Satan était un groupe originaire du Mans de tendance progressive dont la réputation atteignit pratiquement un niveau national. Il opérait hors des circuits commerciaux traditionnels et n'inscrivit alors pas son nom dans l'histoire discographique, faute d'avoir publié un album, pourtant auto-produit et enregistré au Studio 20 à Angers en décembre 1973. L'album a finalement été édité par Monster Melodies en 2016.
Julien Thomas, qui a écouté la maquette de l'album dans son enfance dans la voiture de ses parents (!), a contribué à ce projet d'édition. Il fournit également des éléments biographiques détaillés sur le site de Monster Melodies et dans un article sur Gonzaï.
L'histoire du groupe démarre au Mans en 1968, lorsque se forme The New Rainbow, rapidement rebaptisé Heaven Road, pour prendre part à la vague blues boom en France en jouant des reprises. Heaven Road interprète bientôt ses propres compositions et s'inscrit dans la vaste mouvance des musiques progressives. Heaven Road se produit six fois au Golf Drouot à Paris et remporte le Tremplin à trois reprises, de janvier 1971 à décembre 1972. Le groupe, très renommé dans la région, assure à la MJC de Château-du-Loir, la première partie de Magma en début 1972 et celle de Ange début 1973. C'est d'ailleurs en référence au groupe Ange de Belfort, qui domine la scène progressive française en matière de ventes, que Heaven Road se rebaptise en 1973 avec un nom en français : Satan. Le groupe Satan assurera notamment plusieurs premières parties de Caravan en 1973 et 1974. À partir de l'été 1974, le groupe joue parallèlement sous le nom de Ciel d'Été pour animer des bals-rock. Ciel d'Été décroche de nombreux engagements dans le Grand-ouest, la formation sous le nom de Satan, au répertoire autrement plus personnel, n'a pas cette chance et s'arrête en 1976.

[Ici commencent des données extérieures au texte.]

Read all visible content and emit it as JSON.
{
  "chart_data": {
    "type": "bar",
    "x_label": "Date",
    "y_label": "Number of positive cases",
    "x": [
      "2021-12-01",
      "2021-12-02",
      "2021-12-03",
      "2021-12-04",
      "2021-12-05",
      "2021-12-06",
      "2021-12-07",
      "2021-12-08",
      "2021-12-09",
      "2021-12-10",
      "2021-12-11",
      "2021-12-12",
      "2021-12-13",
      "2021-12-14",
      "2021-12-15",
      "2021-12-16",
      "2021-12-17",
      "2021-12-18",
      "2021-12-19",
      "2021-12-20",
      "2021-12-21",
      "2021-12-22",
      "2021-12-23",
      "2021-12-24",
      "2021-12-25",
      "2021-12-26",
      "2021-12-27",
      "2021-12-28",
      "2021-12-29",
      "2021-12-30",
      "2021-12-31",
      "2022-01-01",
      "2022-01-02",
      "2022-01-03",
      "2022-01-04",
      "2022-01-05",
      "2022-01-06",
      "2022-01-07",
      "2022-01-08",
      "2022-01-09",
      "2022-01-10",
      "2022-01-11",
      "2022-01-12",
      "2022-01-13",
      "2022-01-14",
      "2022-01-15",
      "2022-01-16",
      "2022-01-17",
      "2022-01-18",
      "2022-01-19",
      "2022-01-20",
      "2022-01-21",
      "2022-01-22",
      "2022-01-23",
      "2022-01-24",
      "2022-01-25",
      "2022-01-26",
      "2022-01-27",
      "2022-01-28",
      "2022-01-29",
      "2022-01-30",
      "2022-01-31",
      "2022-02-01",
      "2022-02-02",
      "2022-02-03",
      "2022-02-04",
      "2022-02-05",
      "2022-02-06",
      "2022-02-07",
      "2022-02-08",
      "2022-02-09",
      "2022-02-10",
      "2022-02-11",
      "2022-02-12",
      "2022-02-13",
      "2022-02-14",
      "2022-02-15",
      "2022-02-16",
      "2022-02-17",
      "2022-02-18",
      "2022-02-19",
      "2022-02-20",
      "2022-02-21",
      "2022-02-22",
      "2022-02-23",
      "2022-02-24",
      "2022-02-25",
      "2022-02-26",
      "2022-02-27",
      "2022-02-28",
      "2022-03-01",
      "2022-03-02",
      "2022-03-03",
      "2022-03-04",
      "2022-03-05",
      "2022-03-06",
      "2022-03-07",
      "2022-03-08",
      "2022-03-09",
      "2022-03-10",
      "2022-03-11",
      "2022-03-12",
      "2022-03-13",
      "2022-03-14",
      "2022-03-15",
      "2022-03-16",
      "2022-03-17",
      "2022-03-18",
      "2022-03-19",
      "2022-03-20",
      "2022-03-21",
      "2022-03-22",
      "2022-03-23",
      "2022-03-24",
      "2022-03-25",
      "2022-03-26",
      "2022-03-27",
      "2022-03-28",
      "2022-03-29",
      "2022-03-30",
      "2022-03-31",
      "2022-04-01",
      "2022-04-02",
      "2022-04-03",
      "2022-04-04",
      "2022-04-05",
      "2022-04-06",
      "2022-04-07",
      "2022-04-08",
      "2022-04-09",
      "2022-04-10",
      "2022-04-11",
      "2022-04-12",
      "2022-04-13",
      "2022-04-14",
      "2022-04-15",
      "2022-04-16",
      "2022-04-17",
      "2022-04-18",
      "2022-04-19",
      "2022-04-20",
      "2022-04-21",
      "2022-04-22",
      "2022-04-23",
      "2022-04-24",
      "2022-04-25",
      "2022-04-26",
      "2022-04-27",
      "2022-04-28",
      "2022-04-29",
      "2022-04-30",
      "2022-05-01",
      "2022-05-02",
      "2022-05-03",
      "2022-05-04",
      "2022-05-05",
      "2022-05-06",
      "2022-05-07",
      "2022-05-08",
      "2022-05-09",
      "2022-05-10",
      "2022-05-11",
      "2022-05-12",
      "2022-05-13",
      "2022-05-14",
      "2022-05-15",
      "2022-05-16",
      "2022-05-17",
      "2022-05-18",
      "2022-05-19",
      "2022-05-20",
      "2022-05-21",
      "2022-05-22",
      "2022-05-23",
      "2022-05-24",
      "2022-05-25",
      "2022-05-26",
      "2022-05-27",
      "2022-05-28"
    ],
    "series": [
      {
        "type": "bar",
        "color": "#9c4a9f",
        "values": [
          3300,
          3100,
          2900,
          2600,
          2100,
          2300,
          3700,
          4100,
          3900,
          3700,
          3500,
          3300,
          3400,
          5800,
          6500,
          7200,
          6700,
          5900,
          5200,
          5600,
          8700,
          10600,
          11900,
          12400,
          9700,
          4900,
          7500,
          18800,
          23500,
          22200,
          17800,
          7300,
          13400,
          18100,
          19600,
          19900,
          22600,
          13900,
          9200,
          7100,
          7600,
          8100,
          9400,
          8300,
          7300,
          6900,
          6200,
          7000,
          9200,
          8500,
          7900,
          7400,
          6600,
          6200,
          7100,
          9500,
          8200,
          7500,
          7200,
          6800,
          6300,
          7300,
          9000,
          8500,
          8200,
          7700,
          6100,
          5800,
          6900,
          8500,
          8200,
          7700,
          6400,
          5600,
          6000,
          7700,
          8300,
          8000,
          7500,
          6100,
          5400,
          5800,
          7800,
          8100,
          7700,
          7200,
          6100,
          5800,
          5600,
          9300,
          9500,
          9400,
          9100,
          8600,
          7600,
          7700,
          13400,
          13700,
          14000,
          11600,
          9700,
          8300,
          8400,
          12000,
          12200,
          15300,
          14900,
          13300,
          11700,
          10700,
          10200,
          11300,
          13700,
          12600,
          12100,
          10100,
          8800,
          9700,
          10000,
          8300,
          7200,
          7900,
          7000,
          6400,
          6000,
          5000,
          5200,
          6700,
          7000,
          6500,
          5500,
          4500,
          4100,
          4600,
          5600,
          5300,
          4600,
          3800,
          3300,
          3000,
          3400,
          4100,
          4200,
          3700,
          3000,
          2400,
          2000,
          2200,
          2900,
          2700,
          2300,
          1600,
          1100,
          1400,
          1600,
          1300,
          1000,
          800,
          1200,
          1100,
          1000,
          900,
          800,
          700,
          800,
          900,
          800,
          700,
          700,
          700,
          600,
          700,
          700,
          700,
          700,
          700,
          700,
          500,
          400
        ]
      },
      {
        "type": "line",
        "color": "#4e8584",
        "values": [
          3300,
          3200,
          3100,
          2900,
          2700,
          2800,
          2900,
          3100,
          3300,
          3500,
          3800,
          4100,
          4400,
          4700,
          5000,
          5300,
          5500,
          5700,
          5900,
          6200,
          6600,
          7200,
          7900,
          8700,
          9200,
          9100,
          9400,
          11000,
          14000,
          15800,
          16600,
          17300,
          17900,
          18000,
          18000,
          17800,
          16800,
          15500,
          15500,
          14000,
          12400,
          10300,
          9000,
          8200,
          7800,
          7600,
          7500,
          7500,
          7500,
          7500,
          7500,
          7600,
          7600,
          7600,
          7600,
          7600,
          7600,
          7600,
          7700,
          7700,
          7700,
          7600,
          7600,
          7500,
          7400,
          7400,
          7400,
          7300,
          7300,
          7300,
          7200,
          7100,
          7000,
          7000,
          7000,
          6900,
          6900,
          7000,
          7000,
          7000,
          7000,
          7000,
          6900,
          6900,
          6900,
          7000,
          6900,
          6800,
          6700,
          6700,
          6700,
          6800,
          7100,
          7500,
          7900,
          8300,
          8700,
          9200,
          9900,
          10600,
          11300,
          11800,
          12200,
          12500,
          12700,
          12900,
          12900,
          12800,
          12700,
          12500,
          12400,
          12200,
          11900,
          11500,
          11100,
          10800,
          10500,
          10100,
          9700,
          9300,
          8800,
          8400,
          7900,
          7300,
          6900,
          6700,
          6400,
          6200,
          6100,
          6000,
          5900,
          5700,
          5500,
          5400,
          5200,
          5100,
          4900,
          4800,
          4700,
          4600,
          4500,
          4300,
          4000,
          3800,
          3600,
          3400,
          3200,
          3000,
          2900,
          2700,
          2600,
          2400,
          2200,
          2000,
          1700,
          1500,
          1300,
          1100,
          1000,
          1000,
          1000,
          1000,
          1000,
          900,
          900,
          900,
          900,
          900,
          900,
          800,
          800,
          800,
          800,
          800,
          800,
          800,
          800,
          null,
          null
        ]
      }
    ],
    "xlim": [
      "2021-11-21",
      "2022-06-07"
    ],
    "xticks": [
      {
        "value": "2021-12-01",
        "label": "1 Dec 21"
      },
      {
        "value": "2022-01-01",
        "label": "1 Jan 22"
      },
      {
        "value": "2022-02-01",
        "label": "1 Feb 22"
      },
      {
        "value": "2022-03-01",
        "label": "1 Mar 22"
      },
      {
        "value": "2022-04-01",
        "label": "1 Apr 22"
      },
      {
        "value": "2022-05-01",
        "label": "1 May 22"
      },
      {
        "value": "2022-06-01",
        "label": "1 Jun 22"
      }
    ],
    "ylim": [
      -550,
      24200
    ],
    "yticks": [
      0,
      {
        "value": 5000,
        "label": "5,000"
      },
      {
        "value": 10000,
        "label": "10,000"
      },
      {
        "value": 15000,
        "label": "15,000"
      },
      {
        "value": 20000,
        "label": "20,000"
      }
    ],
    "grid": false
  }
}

Dans ses textes chantés en français, très poétiques et réduits à l'essentiel, Satan ne faisait effectivement pas de concession à l'industrie du divertissement. Sur une trame évoquant un peu le style de Caravan sur un tempo lent, « Le Voyage » narre le destin d'un homme parti ailleurs sur « une étrange planète » parce qu'il ne pouvait être heureux sur Terre. Le titre « O.S » décrit en quelques phrases la journée d'un ouvrier spécialisé qui fait la queue devant la pointeuse, puis à la cantine le midi et, arrivé le soir, n'a le courage que de se coucher car il n'y a rien à la télé. « Le Robot » prend également une thématique critique vis à vis du monde moderne « prisonnier des lois de la science ». Les parties vocales au style déclamatoire paraissent bien sûr un peu datées, mais cela apporte, disons, une sorte "d'exotisme historique". Sur la face B du 33 tours, d'autres modes d'expression vocale sont également utilisés, notamment des cris très réussis en ouverture de « La Nuit des Temps ». Sur « L'Aigle », le chant est pratiquement enjouée. A d'autres moments le texte est parlé plutôt que chanté, un style plus neutre qui résiste mieux au temps. Les parties instrumentales sont excellentes, ici une rythmique très originale, là un son d'orgue lancinant. On notera en particulier la recherche sur les claviers, orgues et Moog.
Disquaire à Paris depuis 1985, Monster Melodies est devenu un label en 2013 et déploie une belle énergie à l'édition ou la réédition en vinyle de groupes underground français des années 1968 à 1978. Satan est la onzième référence d'un beau catalogue qui contient déjà des 33 tours de Fille Qui Mousse, Bananamoon Band, Moving Gelatines Plates, Robert Wood and Woodlands, Vangelis Papathanassiou, Dies Irae et Jacques Dudon. De beaux vinyles de couleur rouge transparente avec pochette à rabat et suppléments iconographiques (reproductions d'affiches d'époque).